Le récit de la servante Zerline mercredi 13 avril
J'ai parlé en classe de la possibilité de m'accompagner à cette pièce pour laquelle il y a encore des places offertes à 5 euros. Pour en savoir plus sur la pièce tirée d'un roman d'Herman Broch, vous pouvez suivre ce lien.
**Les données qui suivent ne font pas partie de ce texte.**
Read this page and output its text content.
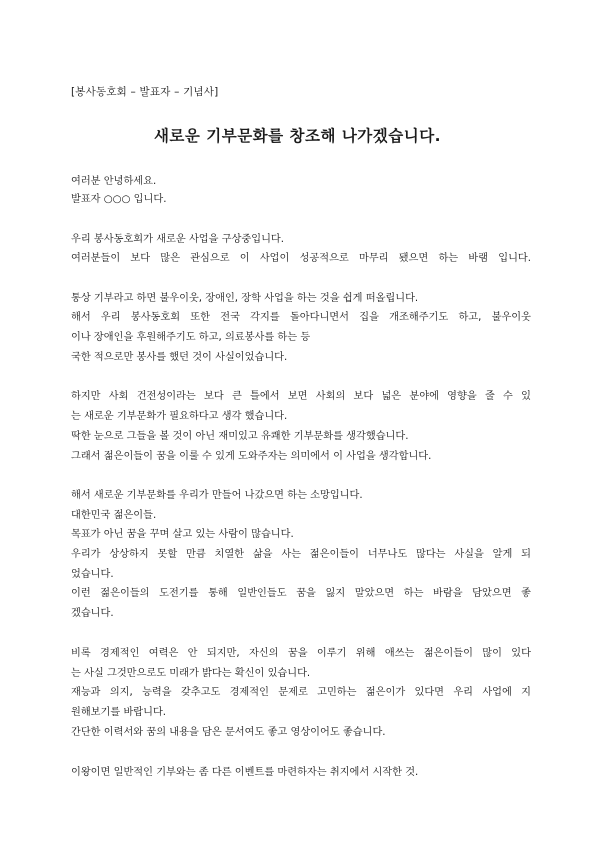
[봉사동호회 – 발표자 – 기념사]
새로운 기부문화를 창조해 나가겠습니다.
여러분 안녕하세요.
발표자 ○○○ 입니다.
우리 봉사동호회가 새로운 사업을 구상중입니다.
여러분들이 보다 많은 관심으로 이 사업이 성공적으로 마무리 됐으면 하는 바램 입니다.
통상 기부라고 하면 불우이웃, 장애인, 장학 사업을 하는 것을 쉽게 떠올립니다.
해서 우리 봉사동호회 또한 전국 각지를 돌아다니면서 집을 개조해주기도 하고, 불우이웃
이나 장애인을 후원해주기도 하고, 의료봉사를 하는 등
국한 적으로만 봉사를 했던 것이 사실이었습니다.
하지만 사회 건전성이라는 보다 큰 틀에서 보면 사회의 보다 넓은 분야에 영향을 줄 수 있
는 새로운 기부문화가 필요하다고 생각 했습니다.
딱한 눈으로 그들을 볼 것이 아닌 재미있고 유쾌한 기부문화를 생각했습니다.
그래서 젊은이들이 꿈을 이룰 수 있게 도와주자는 의미에서 이 사업을 생각합니다.
해서 새로운 기부문화를 우리가 만들어 나갔으면 하는 소망입니다.
대한민국 젊은이들.
목표가 아닌 꿈을 꾸며 살고 있는 사람이 많습니다.
우리가 상상하지 못할 만큼 치열한 삶을 사는 젊은이들이 너무나도 많다는 사실을 알게 되
었습니다.
이런 젊은이들의 도전기를 통해 일반인들도 꿈을 잃지 말았으면 하는 바람을 담았으면 좋
겠습니다.
비록 경제적인 여력은 안 되지만, 자신의 꿈을 이루기 위해 애쓰는 젊은이들이 많이 있다
는 사실 그것만으로도 미래가 밝다는 확신이 있습니다.
재능과 의지, 능력을 갖추고도 경제적인 문제로 고민하는 젊은이가 있다면 우리 사업에 지
원해보기를 바랍니다.
간단한 이력서와 꿈의 내용을 담은 문서여도 좋고 영상이어도 좋습니다.
이왕이면 일반적인 기부와는 좀 다른 이벤트를 마련하자는 취지에서 시작한 것.
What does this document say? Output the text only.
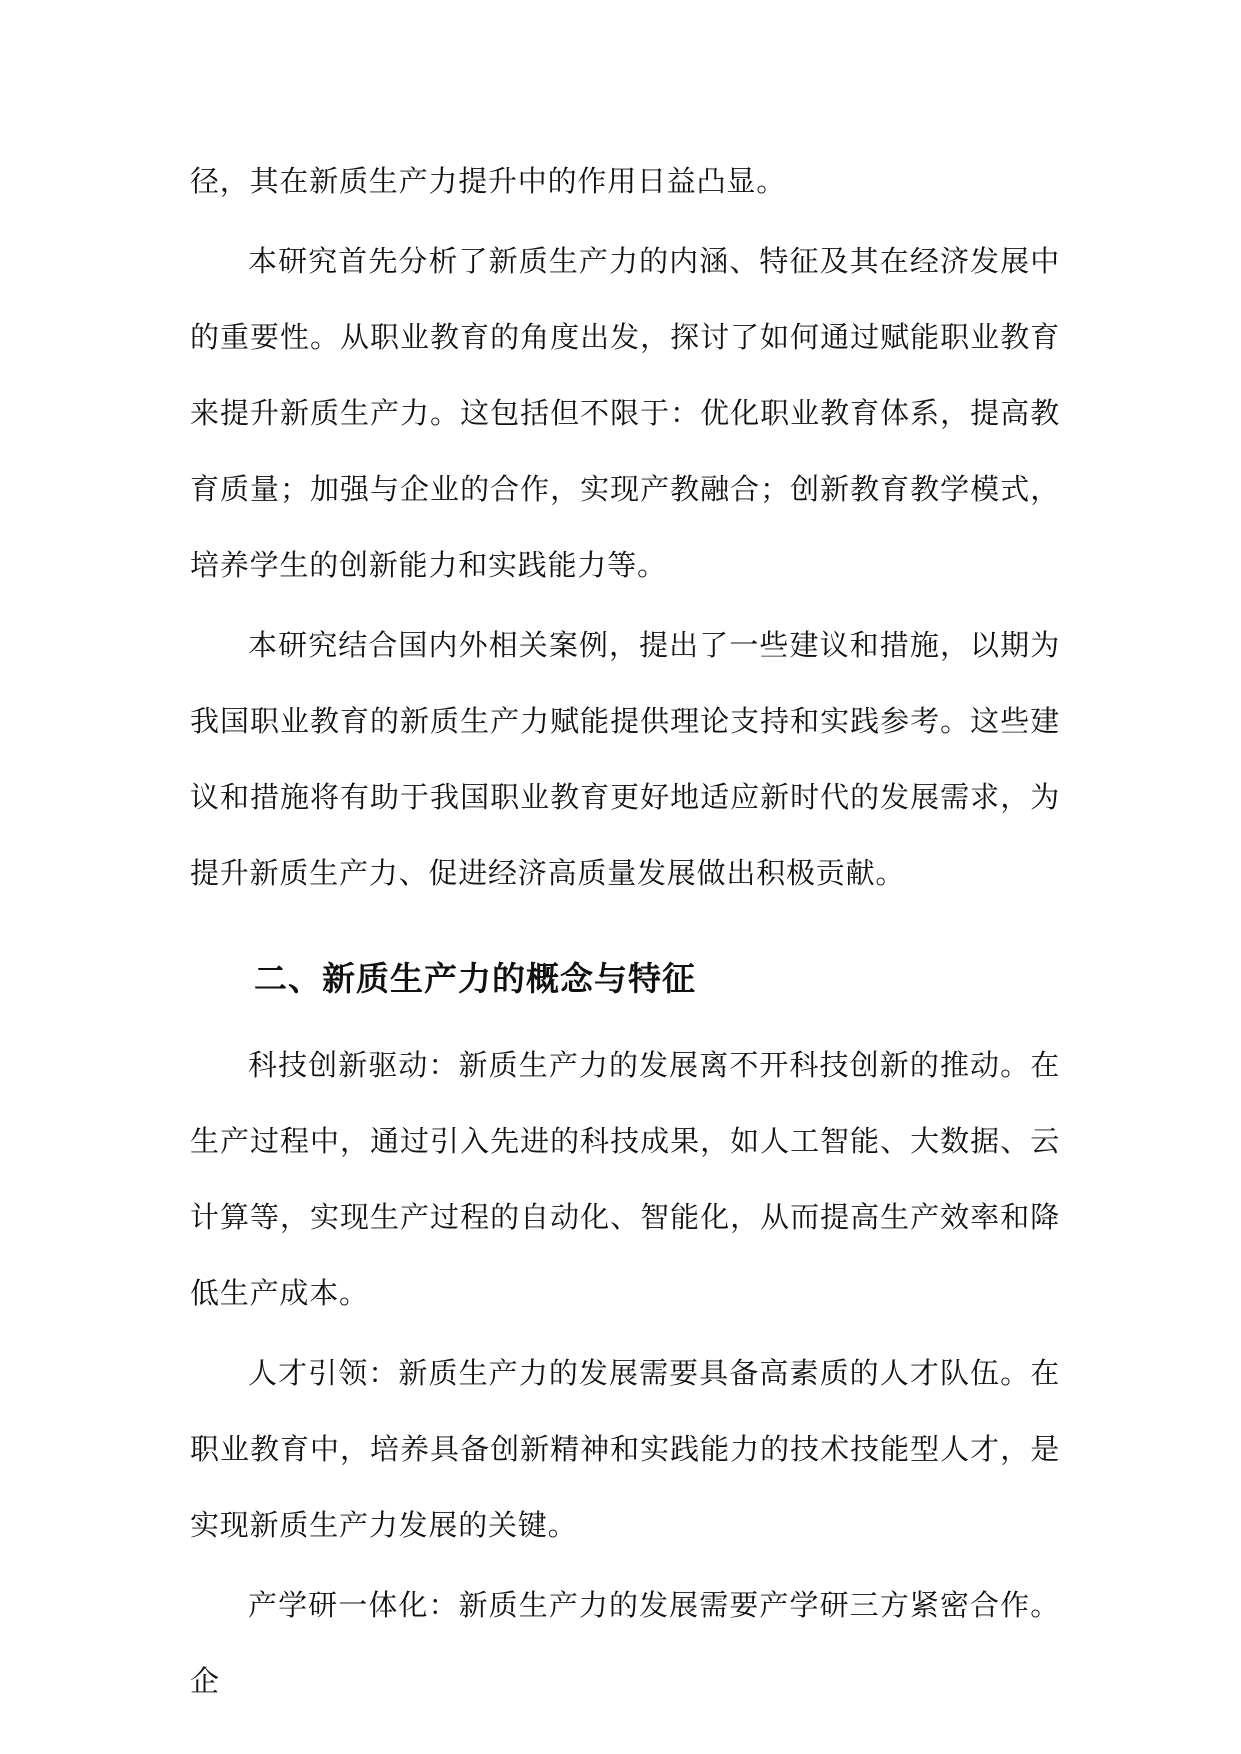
径，其在新质生产力提升中的作用日益凸显。

本研究首先分析了新质生产力的内涵、特征及其在经济发展中的重要性。从职业教育的角度出发，探讨了如何通过赋能职业教育来提升新质生产力。这包括但不限于：优化职业教育体系，提高教育质量；加强与企业的合作，实现产教融合；创新教育教学模式，培养学生的创新能力和实践能力等。

本研究结合国内外相关案例，提出了一些建议和措施，以期为我国职业教育的新质生产力赋能提供理论支持和实践参考。这些建议和措施将有助于我国职业教育更好地适应新时代的发展需求，为提升新质生产力、促进经济高质量发展做出积极贡献。

二、新质生产力的概念与特征

科技创新驱动：新质生产力的发展离不开科技创新的推动。在生产过程中，通过引入先进的科技成果，如人工智能、大数据、云计算等，实现生产过程的自动化、智能化，从而提高生产效率和降低生产成本。

人才引领：新质生产力的发展需要具备高素质的人才队伍。在职业教育中，培养具备创新精神和实践能力的技术技能型人才，是实现新质生产力发展的关键。

产学研一体化：新质生产力的发展需要产学研三方紧密合作。企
http://www.theatre-lacriee.com/spectacles/le-recit-de-la-servante-zerline
La somptueuse Marilù Marini prête sa voix à la servante Zerline, à sa passion et ses rancoeurs. Elle a vécu par procuration, mais sait qu'elle seule a d'intenses sentiments. De Hermann Broch Mise en scène Yves Beaunesne Texte français et adaptation Marion Bernède et Yves Beaunesne Avec Marilù Marini et Marc Bodnar (sous réserve) Saura-t-il écouter Zerline, l'homme auquel elle confie sa vie et ses pensées, bien décidée à vider devant cette oreille anonyme sa valise de petite bonne, pleine de frustrations, de victoires et de vengeances ? Ce voisin, connu sous le seul nom de « A… », saura-t-il répondre à sa rage de vivre, qui touche au coeur et remue les consciences ? Car la vieille domestique, au service de la baronne W, reste aussi la belle femme qui fut, malgré la bassesse de son rang, sa terrible rivale. Elle a passé auprès d'elle de trop longues années à vivre par procuration un amour impossible avec le baron, austère président de cour d'assises. Il ne lui a pas fait d'enfant, mais elle s'est occupée sans fléchir de leur fille Hildegarde. Se disant coupable de perversité, elle sait aussi être la seule à avoir des sentiments intenses et vrais. Égalant la finesse de son Partage de Midi de Claudel à la Comédie-Française, l'adaptation d'Yves Beaunesne est un sommet de l'art de la confession.
Marilù Marini, actrice fétiche d'Alfredo Arias à l'envoûtant accent argentin, insuffle une humanité émouvante à ces éclats d'une existence brisée, vouée à la solitude. Sublime, sa sensibilité donne à l'orgueil de cette femme une rage de vivre renversante, menaçante. Par cette voix commune et singulière, Broch évoque le désordre des coeurs. Comme en transparence, la montée de l'idéologie nazie dans l'Autriche des années 30 infiltre souterrainement le récit. L'impassible témoin devient le symbole d'une malédiction funeste, celle d'un lâche égoïsme, préférant la tranquillité à la réalité du monde.